Dia… lebih tua, kan?
Apa kamu waras, menikahi wanita yang usianya gak beda jauh dari usia Kakak kamu?!
Latar belakang keluarganya juga… gak selevel.
"Sayang..." Adit mengejutkan sambil mengusap punggung jemari Asha lembut. "Aku nggak peduli lagi apa kata mereka, ucapan mereka ataupun orang lain itu gak penting lagi buat aku. Kamu tahu? Aku lebih takut kehilangan kamu daripada kehilangan restu siapa pun.”
Asha terdiam. Dadanya menegang. Kata-kata itu seperti hantaman hangat yang membuatnya sulit bernapas.
“Satu-satunya hal yang bakal aku sesali adalah kalau aku ngebiarin kamu pergi.” Lanjut Adit.
Ia tahu diri. Ia sadar betul bahwa Adit pantas memiliki wanita yang lebih muda, lebih serasi, lebih “ideal” menurut mata dunia—wanita yang bisa berjalan di sampingnya tanpa membuat siapa pun melontarkan komentar miring atau membandingkan latar belakang keluarga.
Tapi perasaan tidak pernah tunduk pada standar siapa pun.
Asha mencintai Adit bukan karena ketampanannya, bukan pula karena kemapanan yang dimiliki pemuda itu di usia semuda ini. Bukan itu yang membuat hatinya runtuh.

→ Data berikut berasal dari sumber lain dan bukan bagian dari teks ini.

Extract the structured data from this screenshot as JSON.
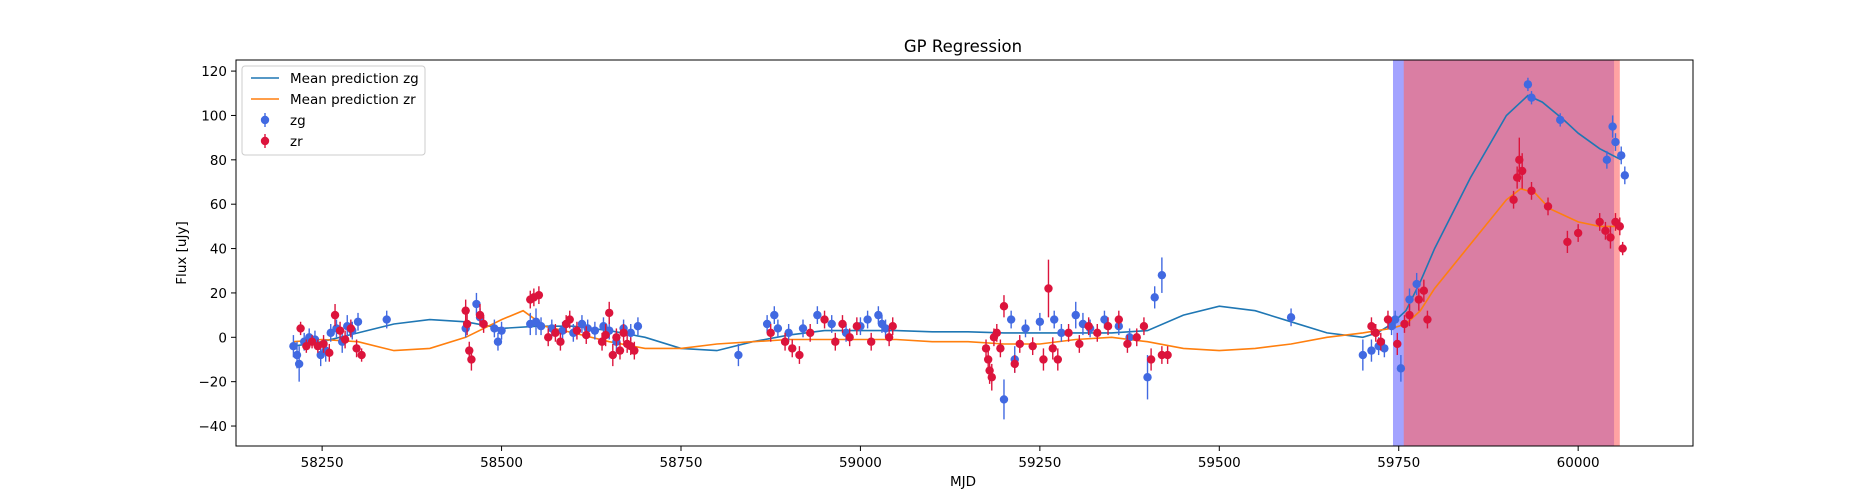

Yang membuatnya jatuh justru sesuatu yang jauh lebih dalam—kedewasaan Adit. Sebuah kedewasaan yang, anehnya, sering kali justru melebihi kedewasaannya sendiri. Cara Adit menenangkan tanpa merendahkan, menegaskan tanpa memaksa, menggenggam tanpa mengikat. Cara ia melihat Asha seolah-olah usia, masa lalu, dan segala kekurangannya tidak pernah menjadi cacat di mata lelaki itu.
Di balik semua yang orang lain lihat, Adit selalu menghadirkan ruang aman yang tak pernah Asha temukan sebelumnya. Dan karena itu, ia tahu… ia mencintainya dengan cara yang tidak bisa ia jelaskan, selain bahwa hatinya memilih Adit sebelum logika sempat ikut campur
"Ma–“Mas…” Suara Asha pecah di ujung kata itu, bergetar seperti sesuatu yang rapuh baru saja tersentuh. Bulat bola matanya perlahan menghangat, memantulkan bayangan Adit yang berdiri di hadapannya—teguh, tapi cemas.
Kelopak matanya bergetar. Ia berusaha mengerjap cepat, mencoba menahan rasa yang naik begitu kuat dari dadanya. Namun percuma. Setetes air mata akhirnya lolos, mengalir pelan di pipinya, seakan menyingkap semua hal yang selama ini ia simpan rapat tentang ketakutan, kerendahan diri, dan rasa cinta yang terlalu besar.
"Hey... kok nangis?" Adit beranjak. Ia ganti posisi, duduk di samping Asha. "Apa kata-kataku menyakitimu?"
"A-Aku... aku gak tahu harus berkata apa, Mas. Bahkan dalam situasi ini pun, kamu berhasil membuat duniaku kembali merasa baik-baik saja." Asha menelan saliva. "Di saat aku kehilangan orang yang aku cinta, kamu berhasil mengantikan sesuatu yang lebih indah. Tapi... Satu hal yang aku takuti selama mengenal kamu, Mas. Aku takut. Takut kamu sadar kalau aku bukan perempuan yang pantas buat kamu.”
Adit terdiam sejenak—bukan karena ragu, tapi karena kalimat itu menusuk sesuatu dalam dirinya. Ia kemudian menarik Asha mendekat, memeluknya erat seakan takut perempuan itu menghilang jika ia melepaskannya sedetik saja.
“Sayang…” Napasnya terdengar berat. “Kamu itu… justru perempuan yang aku pilih. Yang aku perjuangkan. Yang aku sayang.”
"Makasih ya, Mas." Ucap Asha bergetar. "Makasih udah menerima aku."
"Aku beruntung bisa dapetin kamu, Asha." Bisik Adit, lembut.